The team’s generosity is made possible through their sponsorship from 11th Hour Racing, an American-based programme, from the Schmidt Family Foundation, working to make change to marine health.
The team are also tracking their carbon footprint around the globe, calculating air and sea miles, freight, recycling, and what they dump in landfills. Halfway around the world they are at 400 tonnes – which costs $4000 to offset. They will put that money into replanting mangroves and seagrass in Rhode Island at the end of the race.
Foxall says Vestas 11th Hour Racing also asked their suppliers to look at their own sustainable practices.

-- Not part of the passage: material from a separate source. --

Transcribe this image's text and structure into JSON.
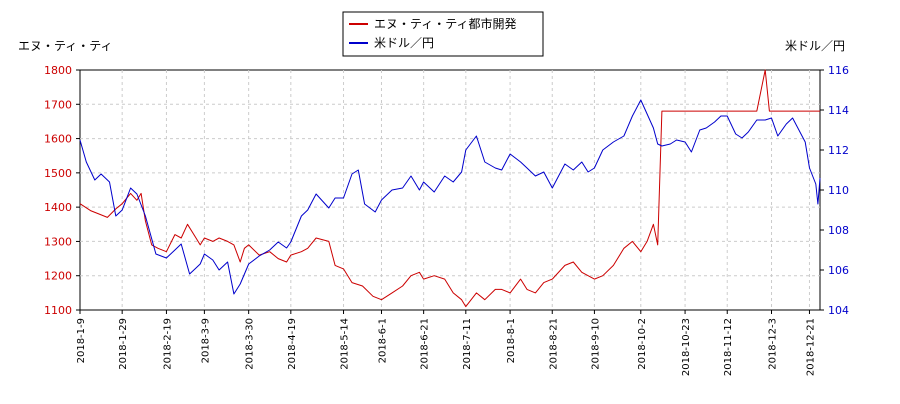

As a result, Musto, one of the world’s leading marine clothing brands, made a change to the way they packaged their gear. By putting one more fold in the garment and reducing the gauge of the plastic, they reduced their plastic footprint by 70 percent.
The Volvo Ocean Race’s sustainability programme is also making strides ahead with their objectives of reducing the footprint, maximising impact and leaving a legacy. At each stopover, they only take on suppliers who don’t use plastic straws, and who provide drinking water to refill bottles.

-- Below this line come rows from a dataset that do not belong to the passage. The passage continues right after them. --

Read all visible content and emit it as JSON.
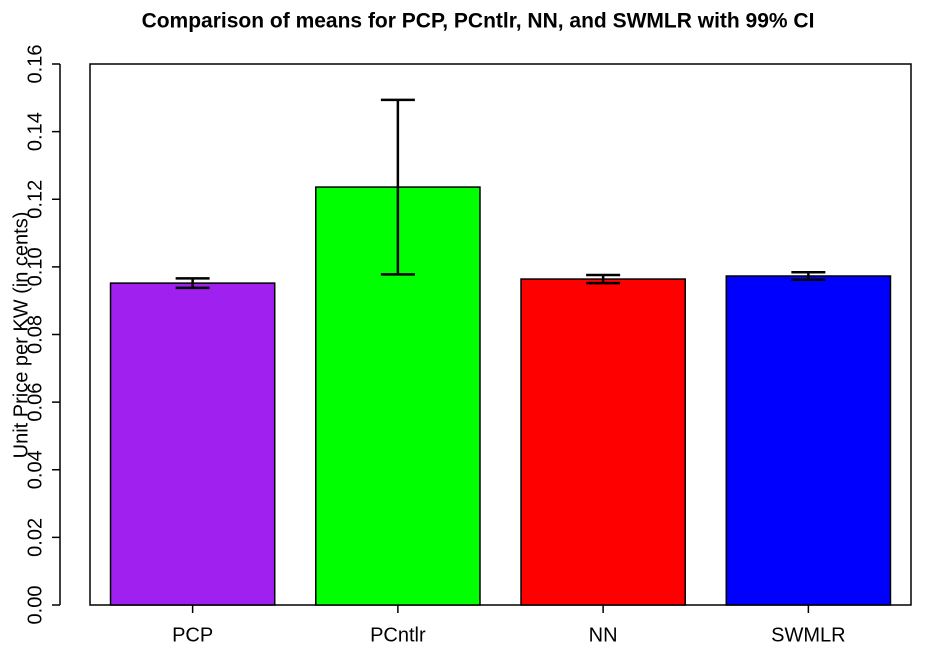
{
  "chart_data": {
    "type": "bar",
    "title": "Comparison of means for PCP, PCntlr, NN, and SWMLR with 99% CI",
    "y_label": "Unit Price  per KW (in cents)",
    "categories": [
      "PCP",
      "PCntlr",
      "NN",
      "SWMLR"
    ],
    "values": [
      0.0952,
      0.1236,
      0.0964,
      0.0973
    ],
    "errors": [
      0.0014,
      0.0258,
      0.0012,
      0.0011
    ],
    "colors": [
      "#a020f0",
      "#00ff00",
      "#ff0000",
      "#0000ff"
    ],
    "ylim": [
      0,
      0.16
    ],
    "yticks": [
      {
        "value": 0,
        "label": "0.00"
      },
      {
        "value": 0.02,
        "label": "0.02"
      },
      {
        "value": 0.04,
        "label": "0.04"
      },
      {
        "value": 0.06,
        "label": "0.06"
      },
      {
        "value": 0.08,
        "label": "0.08"
      },
      {
        "value": 0.1,
        "label": "0.10"
      },
      {
        "value": 0.12,
        "label": "0.12"
      },
      {
        "value": 0.14,
        "label": "0.14"
      },
      {
        "value": 0.16,
        "label": "0.16"
      }
    ]
  }
}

Since the race began, 166,600 single-use plastic water bottles have been avoided.
“It is a huge undertaking, but they’ve had some huge wins. In Hong Kong, they diverted 7.2 tonnes of material from the landfill,” Foxall says.

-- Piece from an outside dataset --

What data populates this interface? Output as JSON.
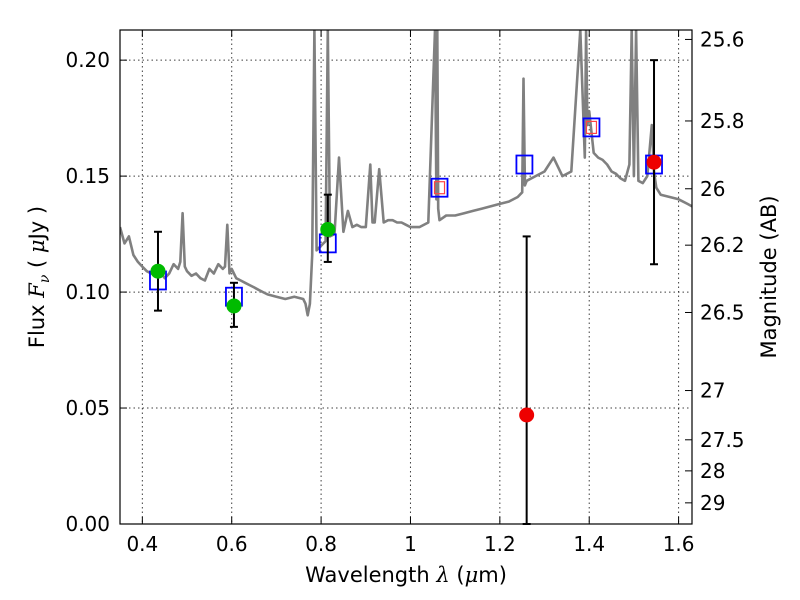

An education programme, using the race to teach ocean literacy, has been taken up in 35 countries by more than 40,000 students.
This week, the New Zealand Government signed up to the United Nations Environment campaign, “Clean Seas”, which the race is promoting as it circumnavigates the globe. New Zealand is the 42nd nation to back the five-year campaign to rid the world’s oceans of plastic.
All of the teams will pitch in to help clean up rubbish off Takapuna Beach before they leave port on Sunday.
Vestas 11th Hour Racing isn’t the only boat in the Volvo fleet carrying a strong sustainability message. Turn the Tide on Plastic, skippered by legendary yachtswoman Dee Caffari, is collecting samples of seawater for data on salinity, dissolved carbon dioxide, algae and microplastic levels as they sail through the world’s oceans.
“We’ve gone beyond the boundaries of what a sporting event traditionally does, and we’re using this platform to bring across a much more important message,” says Foxall, who worked as the recreation education manager at the Canadian Wildlife Federation before taking on this role.
“Sustainability is no longer just a corporate responsibility with a box ticked. It’s become integral to the race – to the point where World Sailing has become the first sporting body in the world to meet an ISO sustainability standard. In our team, sustainability isn’t a compromise. It’s a strength. It supports our teamwork at all levels.
“And it’s fantastic to have the opportunity to do more than just win a boat race.”